Lazarus threat actor group behind the ‘Sharpshooter’ campaign
- Researchers' analysis resulted in more evidence linking the Sharpshooter campaign to North Korea’s Lazarus threat actor group.
- The Rising Sun implant that was observed in attacks before the Sharpshooter campaign shared the TTPs and methods used in the attacks attributed to the Lazarus group.
Worth noting - Researchers analyzed code from a C&C server used in the ‘Sharpshooter’ cyber-espionage campaign and found more evidence linking it to the Lazarus threat actor group.
The big picture
Lazarus threat group has used the ExpressVPN service in order to hide their location. This service showed connections to a web shell on a compromised server coming from two IP addresses in London. However, the IP addresses are not a reliable source to find the attackers location.
The group’s connection with the Sharpshooter campaign was obvious by inspecting the tools, strategies, and methods already linked to the Lazarus threat actor. For instance, the Rising Sun implant that was observed in attacks before the Sharpshooter campaign shared the TTPs and methods used in the attacks attributed to the Lazarus group.
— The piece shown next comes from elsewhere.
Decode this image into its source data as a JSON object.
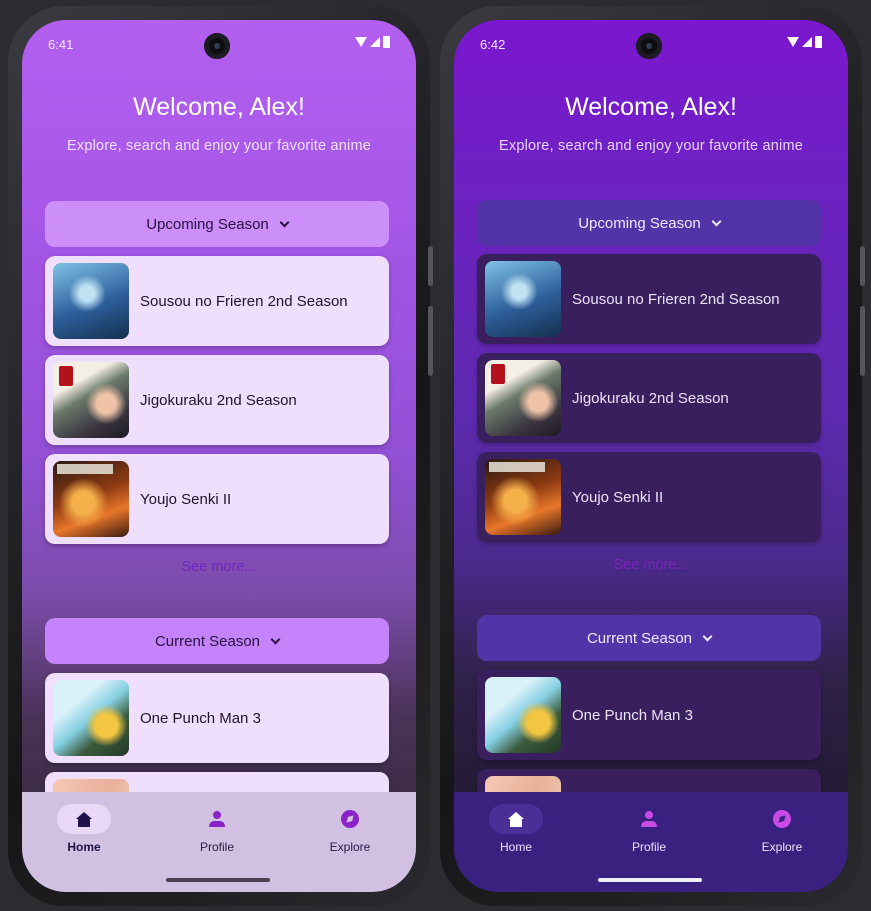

This indicated that the Rising Sun implant was based on the original backdoor Duuzer's source code that was used by Lazarus.
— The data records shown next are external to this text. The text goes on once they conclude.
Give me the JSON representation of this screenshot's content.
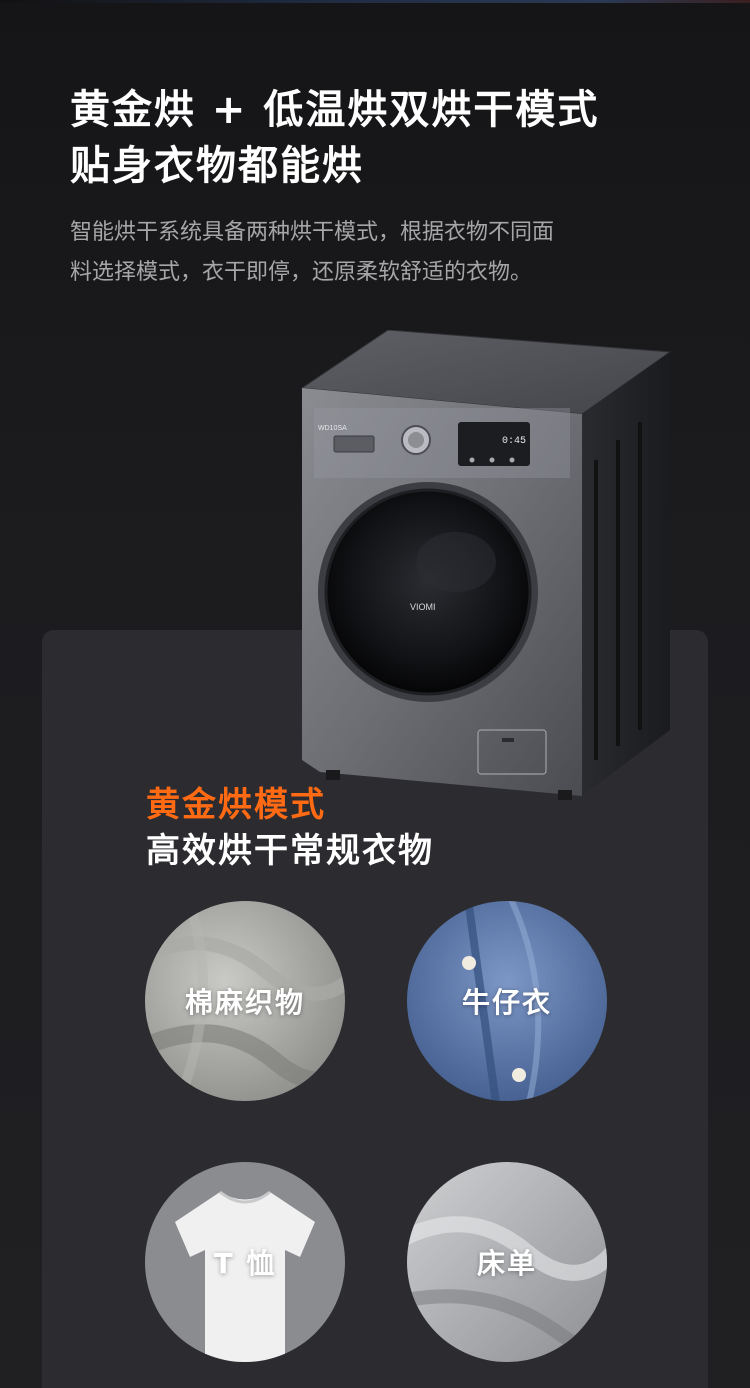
{
  "header": {
    "title_line1": "黄金烘 + 低温烘双烘干模式",
    "title_line2": "贴身衣物都能烘",
    "desc_line1": "智能烘干系统具备两种烘干模式，根据衣物不同面",
    "desc_line2": "料选择模式，衣干即停，还原柔软舒适的衣物。"
  },
  "product": {
    "model_text": "WD10SA",
    "display_value": "0:45",
    "brand": "VIOMI"
  },
  "mode": {
    "title": "黄金烘模式",
    "subtitle": "高效烘干常规衣物"
  },
  "fabrics": [
    {
      "label": "棉麻织物",
      "icon": "linen-fabric-icon"
    },
    {
      "label": "牛仔衣",
      "icon": "denim-shirt-icon"
    },
    {
      "label": "T 恤",
      "icon": "tshirt-icon"
    },
    {
      "label": "床单",
      "icon": "bedsheet-icon"
    }
  ],
  "colors": {
    "accent": "#ff6a13",
    "background": "#1a1a1c",
    "panel": "#2c2c30"
  }
}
More details on the analysis
Ryan Sherstobitoff and Asheer Malhotra from McAfee, along with McAfee’s Advanced Threat Research Team analyzed the code from the C&C server and detected new variants of the Rising Sun backdoor that has been used since 2016.
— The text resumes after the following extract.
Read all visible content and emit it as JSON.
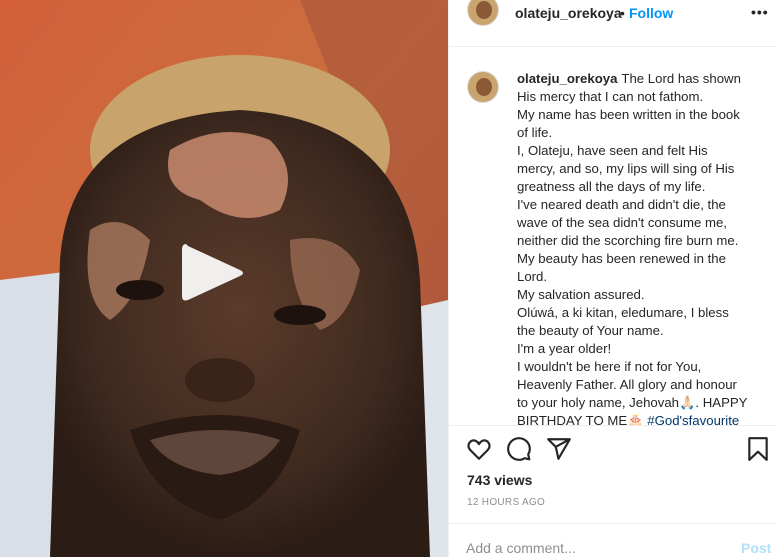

Researchers further examined the C&C server information and got a clear picture of the threat actor group’s operations and tools. This helped them to further detect new tools and malicious activities from the threat actor.
Researchers were also able to detect a set of unobfuscated connections from IP addresses in Windhoek, a city in Namibia, Africa. This implies that Lazarus threat group could have used the region as a test zone or the threat group runs the operation from those locations, or it could also be a false flag to redirect the researchers on the wrong path.
“When 'Sharpshooter' was first discovered, it was believed that the operation started in October 2018. However, a log file on the server indicates that the C2 framework has been active since at least September 2017, and probably "hosted on different servers over time,” BleepingComputer said in a blog.